TOKYO (Reuters) -- Japanese automakers Mazda Motor Corp. and Subaru parent company Fuji Heavy Industries Ltd. said they are on track for record full-year profits after strong sales in the United States powered double-digit profit growth in the April-June quarter.
The United States is the biggest market for both of the carmakers and the overall market registered a sales rate of 17 million vehicles in June -- the highest rate in eight years.
The strength of U.S. demand offset weakness in Japan where the two firms stumbled in their fiscal first quarter ahead of new and remodeled vehicle launches, they said today.
The earnings surge for both companies also showed their focus on profitability over sales volume.
"This is a time when our patience is being tested," Mazda Executive Officer Tetsuya Fujimoto told reporters.
He warned Mazda's July vehicle sales in Japan likely fell 20 percent as it prepares to launch a remodelled Demio/Mazda2 subcompact in the fall.
"We can cover for the domestic drop with sales overseas," he said.
Mazda said today it posted a 56.4 billion yen ($549.1 million) operating profit in April-June, up 54.4 percent. Its operating profit margin for April-June improved to 8 percent from 6 percent a year ago.
Japan's fifth-biggest carmaker is boosting profit per vehicle as it launches fuel-efficient vehicles in its "Skyactiv" series that share common structures and are built under a new manufacturing system that cuts costs, Fujimoto said.
Mazda is following in the footsteps of Fuji Heavy, the smallest of Japan's seven passenger carmakers but with the highest operating profit margin at about 13 percent, in fostering a unique image and set of features for its vehicles.
Fuji Heavy, whose all-wheel drive Subaru vehicles offer an advanced crash prevention system that has proved popular, said today it booked its highest ever first-quarter operating profit of 78.7 billion yen, up 13 percent.
A weaker yen also helped to boost profit at both Mazda and Fuji Heavy, among Japan's three biggest auto exporters along with Toyota Motor Corp. Both stuck to their annual profit forecasts.
Mazda's April-June U.S. sales jumped 18 percent to 78,373 vehicles, helped by the launch of its remodeled Mazda3 compact. The average incentive per vehicle for the three months dropped 13.7 percent from a year ago to $1,563 -- which was less than Toyota, Nissan Motor Co. and Honda Motor Co.

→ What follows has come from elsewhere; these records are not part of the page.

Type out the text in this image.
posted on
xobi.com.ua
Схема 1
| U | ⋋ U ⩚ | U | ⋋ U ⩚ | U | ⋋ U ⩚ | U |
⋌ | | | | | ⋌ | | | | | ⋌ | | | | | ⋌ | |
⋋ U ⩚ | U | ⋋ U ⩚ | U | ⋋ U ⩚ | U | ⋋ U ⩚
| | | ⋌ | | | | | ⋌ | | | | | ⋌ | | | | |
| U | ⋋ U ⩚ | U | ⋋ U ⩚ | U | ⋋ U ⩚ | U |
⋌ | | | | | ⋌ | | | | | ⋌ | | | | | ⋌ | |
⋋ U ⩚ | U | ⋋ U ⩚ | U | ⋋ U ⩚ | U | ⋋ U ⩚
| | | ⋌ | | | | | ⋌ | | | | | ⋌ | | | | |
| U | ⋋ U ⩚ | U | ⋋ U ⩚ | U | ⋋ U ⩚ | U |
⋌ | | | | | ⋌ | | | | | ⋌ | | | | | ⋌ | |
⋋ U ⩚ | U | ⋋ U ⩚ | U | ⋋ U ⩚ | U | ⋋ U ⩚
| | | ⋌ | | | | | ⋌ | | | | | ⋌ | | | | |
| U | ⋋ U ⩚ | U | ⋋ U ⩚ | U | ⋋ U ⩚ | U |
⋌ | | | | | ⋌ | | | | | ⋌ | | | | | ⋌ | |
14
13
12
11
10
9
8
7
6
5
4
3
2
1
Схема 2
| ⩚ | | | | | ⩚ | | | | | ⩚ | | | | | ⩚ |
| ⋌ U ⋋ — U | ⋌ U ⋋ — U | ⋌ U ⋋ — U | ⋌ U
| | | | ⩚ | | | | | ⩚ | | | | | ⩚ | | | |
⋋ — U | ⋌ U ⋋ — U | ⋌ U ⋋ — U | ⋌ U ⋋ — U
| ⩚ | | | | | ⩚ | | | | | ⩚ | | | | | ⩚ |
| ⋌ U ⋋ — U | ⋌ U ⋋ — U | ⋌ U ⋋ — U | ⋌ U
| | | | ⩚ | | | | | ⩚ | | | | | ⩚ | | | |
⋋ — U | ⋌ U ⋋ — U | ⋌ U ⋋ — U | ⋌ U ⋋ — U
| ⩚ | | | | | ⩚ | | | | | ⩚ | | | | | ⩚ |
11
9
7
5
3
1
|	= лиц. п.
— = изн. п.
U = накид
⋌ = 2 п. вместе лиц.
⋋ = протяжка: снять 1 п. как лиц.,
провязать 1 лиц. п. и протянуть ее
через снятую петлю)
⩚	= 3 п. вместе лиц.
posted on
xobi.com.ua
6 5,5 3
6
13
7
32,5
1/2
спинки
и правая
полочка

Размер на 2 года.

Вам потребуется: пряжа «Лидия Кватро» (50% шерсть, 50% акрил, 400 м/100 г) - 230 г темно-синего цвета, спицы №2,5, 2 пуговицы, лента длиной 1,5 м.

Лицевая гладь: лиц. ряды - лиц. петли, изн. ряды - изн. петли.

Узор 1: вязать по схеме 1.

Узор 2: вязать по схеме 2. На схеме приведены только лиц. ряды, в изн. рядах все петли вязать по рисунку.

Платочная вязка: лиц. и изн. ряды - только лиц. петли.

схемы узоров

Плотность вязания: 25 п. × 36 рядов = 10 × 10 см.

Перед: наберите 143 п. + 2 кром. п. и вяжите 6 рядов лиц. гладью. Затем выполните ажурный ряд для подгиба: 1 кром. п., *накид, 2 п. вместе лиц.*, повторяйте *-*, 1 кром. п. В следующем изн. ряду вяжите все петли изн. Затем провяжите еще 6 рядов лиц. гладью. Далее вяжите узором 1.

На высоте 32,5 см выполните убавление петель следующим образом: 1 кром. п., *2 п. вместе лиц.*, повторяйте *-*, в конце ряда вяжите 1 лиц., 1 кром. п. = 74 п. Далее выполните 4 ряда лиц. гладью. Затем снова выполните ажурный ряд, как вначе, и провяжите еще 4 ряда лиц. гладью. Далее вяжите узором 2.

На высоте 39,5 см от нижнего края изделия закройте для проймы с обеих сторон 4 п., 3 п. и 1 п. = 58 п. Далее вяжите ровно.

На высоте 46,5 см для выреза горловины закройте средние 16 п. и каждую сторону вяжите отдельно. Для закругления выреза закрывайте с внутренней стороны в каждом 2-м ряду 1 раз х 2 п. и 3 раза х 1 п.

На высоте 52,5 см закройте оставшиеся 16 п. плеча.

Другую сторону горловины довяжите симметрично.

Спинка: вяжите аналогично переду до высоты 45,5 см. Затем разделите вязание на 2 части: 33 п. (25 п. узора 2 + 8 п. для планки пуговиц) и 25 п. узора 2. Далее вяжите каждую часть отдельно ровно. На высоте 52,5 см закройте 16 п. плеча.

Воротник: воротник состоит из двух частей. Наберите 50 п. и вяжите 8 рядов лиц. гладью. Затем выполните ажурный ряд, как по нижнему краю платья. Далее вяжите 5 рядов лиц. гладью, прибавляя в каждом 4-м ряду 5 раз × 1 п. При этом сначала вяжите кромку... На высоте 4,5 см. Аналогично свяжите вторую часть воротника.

For Subaru, the incentive figure was even lower at $786. Subaru's U.S. sales grew 12 percent to 125,620 vehicles in the April-June quarter, according to the Automotive News Data Center. Subaru's U.S. sales have been led so far this year by the Forester compact SUV, with sales up 16 percent to 74,400 units during the first six months.
But both automakers saw sales drop at double-digit rates in Japan in the first quarter ahead of vehicle launches, while a sales tax hike in April also weighed them down.
Fuji Heavy delayed the launch of its new Levorg station wagon in Japan by about a month to June.
Another headache for Subaru is its limited production capacity. Over the next few months, it will add 20,000 vehicles of annual capacity in Japan and 30,000 vehicles at its U.S. plant in Indiana. By 2016, it plans to boost the Indiana plant's capacity by 50 percent, to 300,000 vehicles.